Here are the facts:
• We are using Octopus 2.6.0.778
• We use active directory for logging into Octopus and only those who have been put into a group can access it.
• We have a number of teams.
• Some of our teams have multiple Roles
• Some of our Roles have been customized
• The “Everyone” team has the Role “Event Viewer” and that is all. This Role has the permission “VariableView” (amongst a number of other viewing variable) with the scope of this Team set to all Projects and all Environments.
• We have another team “Application Development Team – Developers” and this Team has a custom Role set which has the permission “VariableEdit” (amongst and number of others) with the scope of this Team set to Debug, Test and PPTE and all Environments.
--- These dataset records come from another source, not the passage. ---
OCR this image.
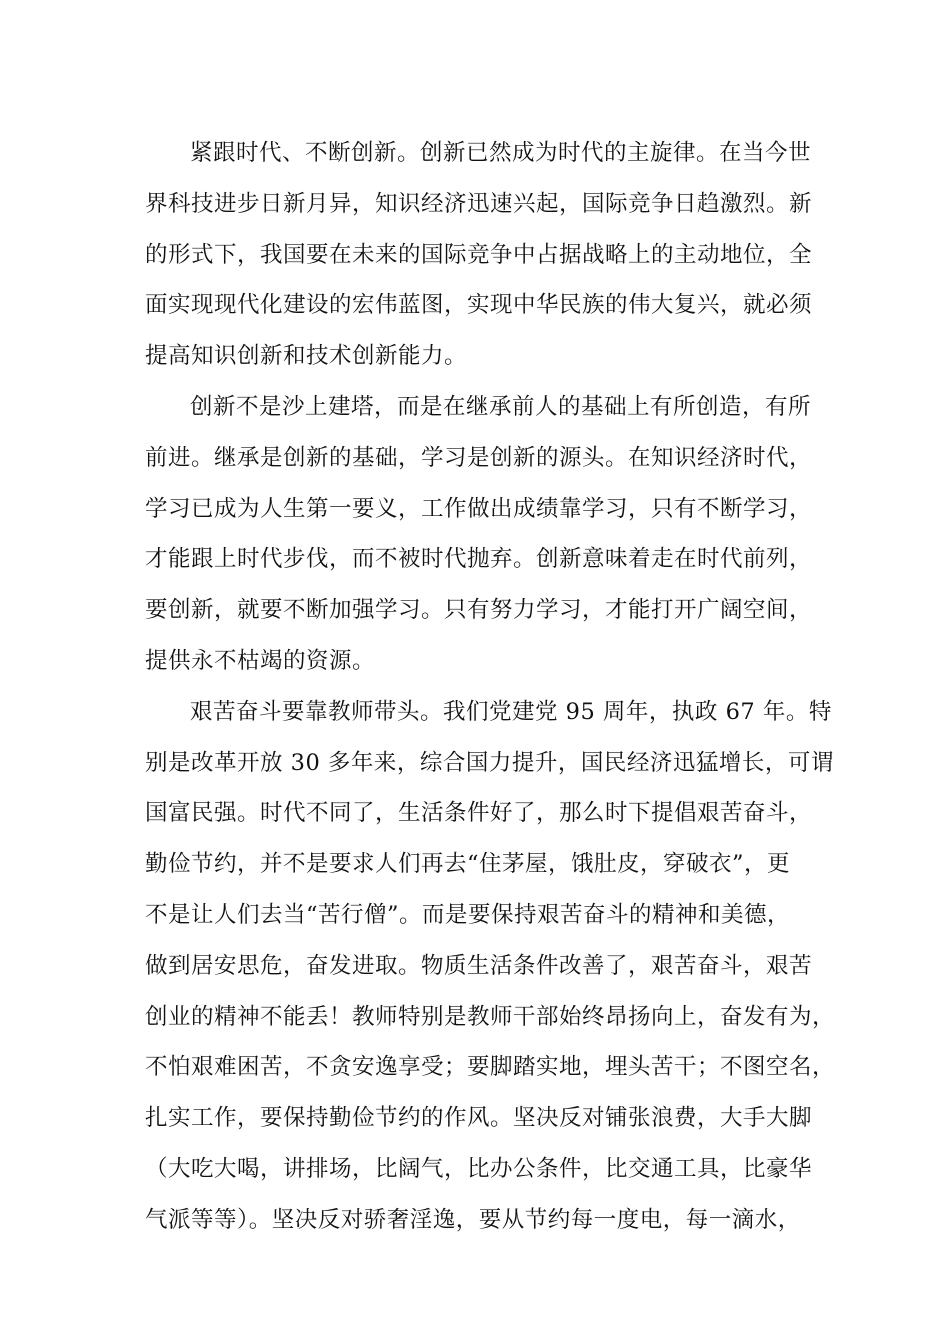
紧跟时代、不断创新。创新已然成为时代的主旋律。在当今世
界科技进步日新月异，知识经济迅速兴起，国际竞争日趋激烈。新
的形式下，我国要在未来的国际竞争中占据战略上的主动地位，全
面实现现代化建设的宏伟蓝图，实现中华民族的伟大复兴，就必须
提高知识创新和技术创新能力。
创新不是沙上建塔，而是在继承前人的基础上有所创造，有所
前进。继承是创新的基础，学习是创新的源头。在知识经济时代，
学习已成为人生第一要义，工作做出成绩靠学习，只有不断学习，
才能跟上时代步伐，而不被时代抛弃。创新意味着走在时代前列，
要创新，就要不断加强学习。只有努力学习，才能打开广阔空间，
提供永不枯竭的资源。
艰苦奋斗要靠教师带头。我们党建党 95 周年，执政 67 年。特
别是改革开放 30 多年来，综合国力提升，国民经济迅猛增长，可谓
国富民强。时代不同了，生活条件好了，那么时下提倡艰苦奋斗，
勤俭节约，并不是要求人们再去“住茅屋，饿肚皮，穿破衣”，更
不是让人们去当“苦行僧”。而是要保持艰苦奋斗的精神和美德，
做到居安思危，奋发进取。物质生活条件改善了，艰苦奋斗，艰苦
创业的精神不能丢！教师特别是教师干部始终昂扬向上，奋发有为，
不怕艰难困苦，不贪安逸享受；要脚踏实地，埋头苦干；不图空名，
扎实工作，要保持勤俭节约的作风。坚决反对铺张浪费，大手大脚
（大吃大喝，讲排场，比阔气，比办公条件，比交通工具，比豪华
气派等等）。坚决反对骄奢淫逸，要从节约每一度电，每一滴水，
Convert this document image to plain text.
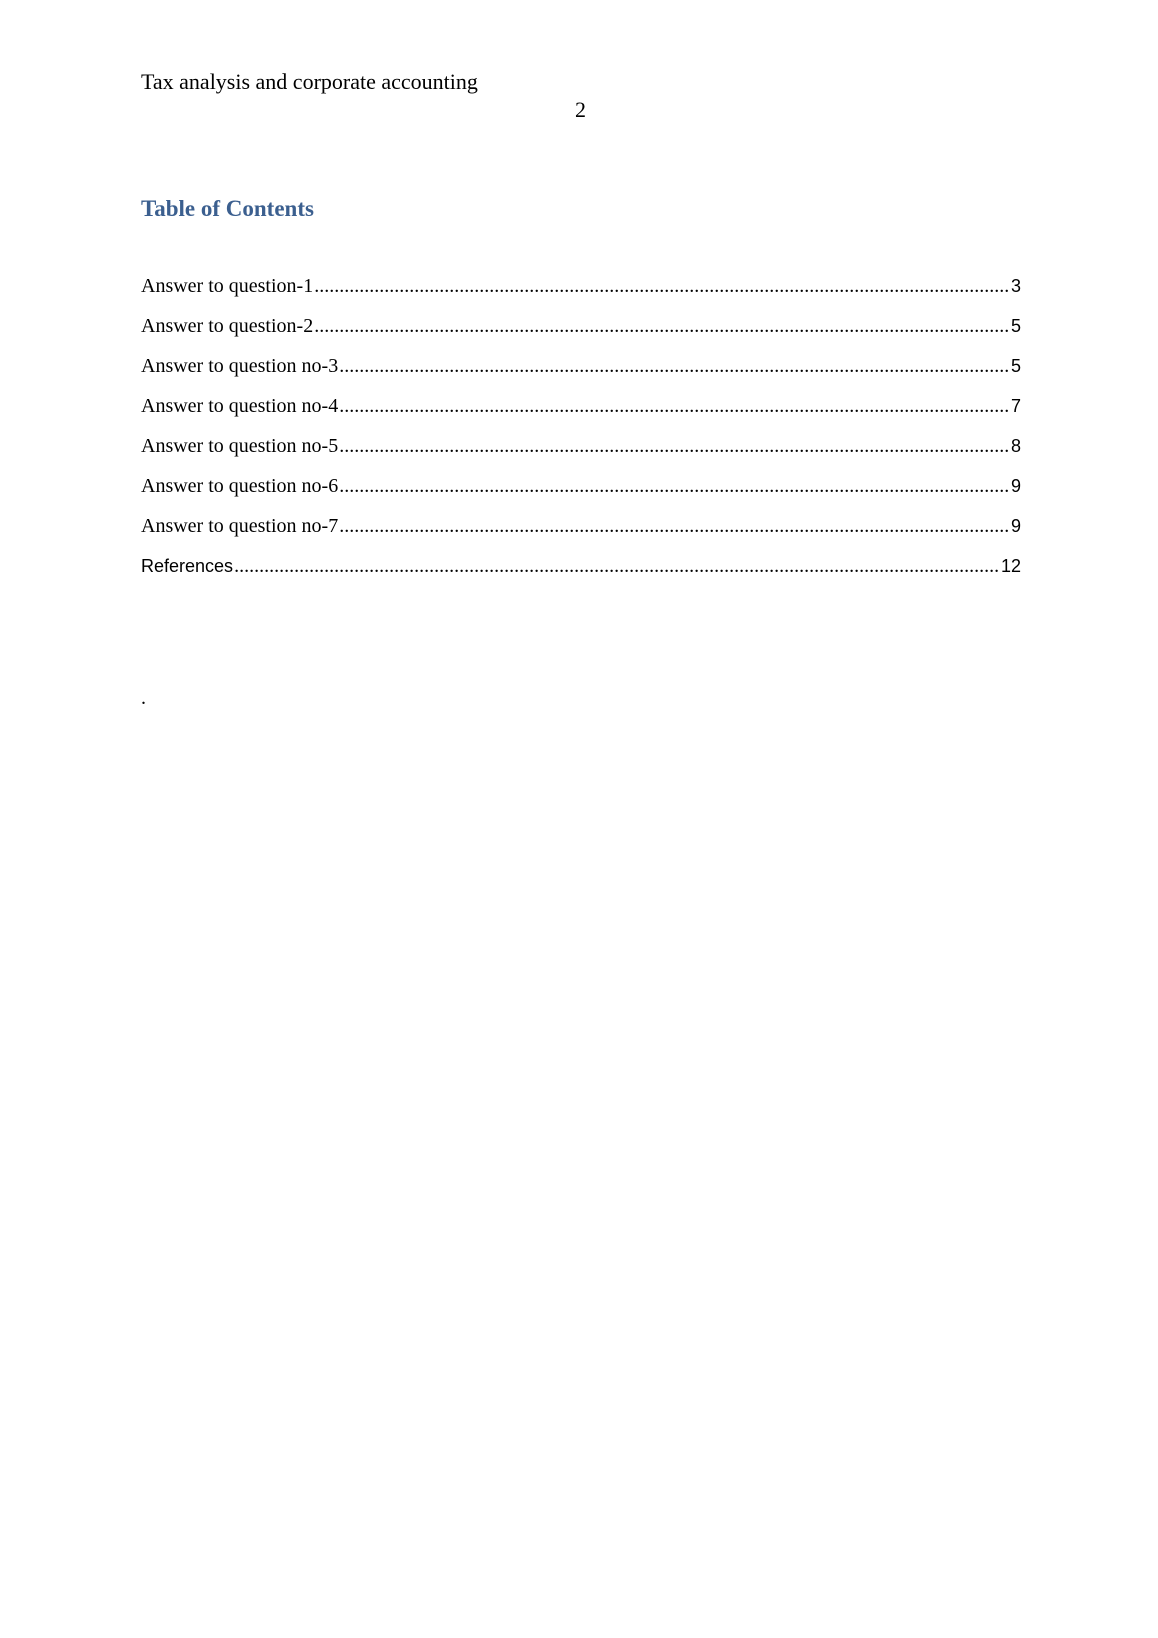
Tax analysis and corporate accounting
2
Table of Contents
Answer to question-1 .....	3
Answer to question-2 .....	5
Answer to question no-3 .....	5
Answer to question no-4 .....	7
Answer to question no-5 .....	8
Answer to question no-6 .....	9
Answer to question no-7 .....	9
References .....	12
.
• Obviously any user that is in the “Application Development Team – Developers” Team is also in the “Everyone” Team.
What we want is:
We want anyone who is put in our AD group to go into the “Everyone” Team and (amongst other things) be able to view all variables for all projects and all environments BUT not be able to edit them in any way. Then if we choose to we assign then to the “Application Development Team – Developers” Team and then they should be able to view and edit variables up to the PPTE environment (amongst other things), But still be able to view (but not edit) variables for Prod and DR.
The problem is:
This is not what is happening. With our settings configured as above Users assigned to the “Application Development Team – Developers” Team can view all variables in all environments but cannot edit variables at all.
We have found that if we remove the Role “Event Viewer” from the “Everyone” team, or the permission “VariableView” from the Role “Event Viewer” in this team users in the “Application Development Team – Developers” Team are then able to view edit variables if we add the “VariableView” permission to the Role associated with that team. But of course this only lets them view variables up to PPTE and not beyond.
We have tried:
Removing all roles from the “Everyone” team and then creating a whole new team with the Role “Event Viewer” with the permission “VariableView” and scoped to PROD and DR and then adding everyone to it but this did not work either.
It seems as soon as the permission “VariableView” is assigned to the same users that are in the “Application Development Team – Developers” Team they lose their ability to edit variables.
Any light you can shed on this would be appreciated.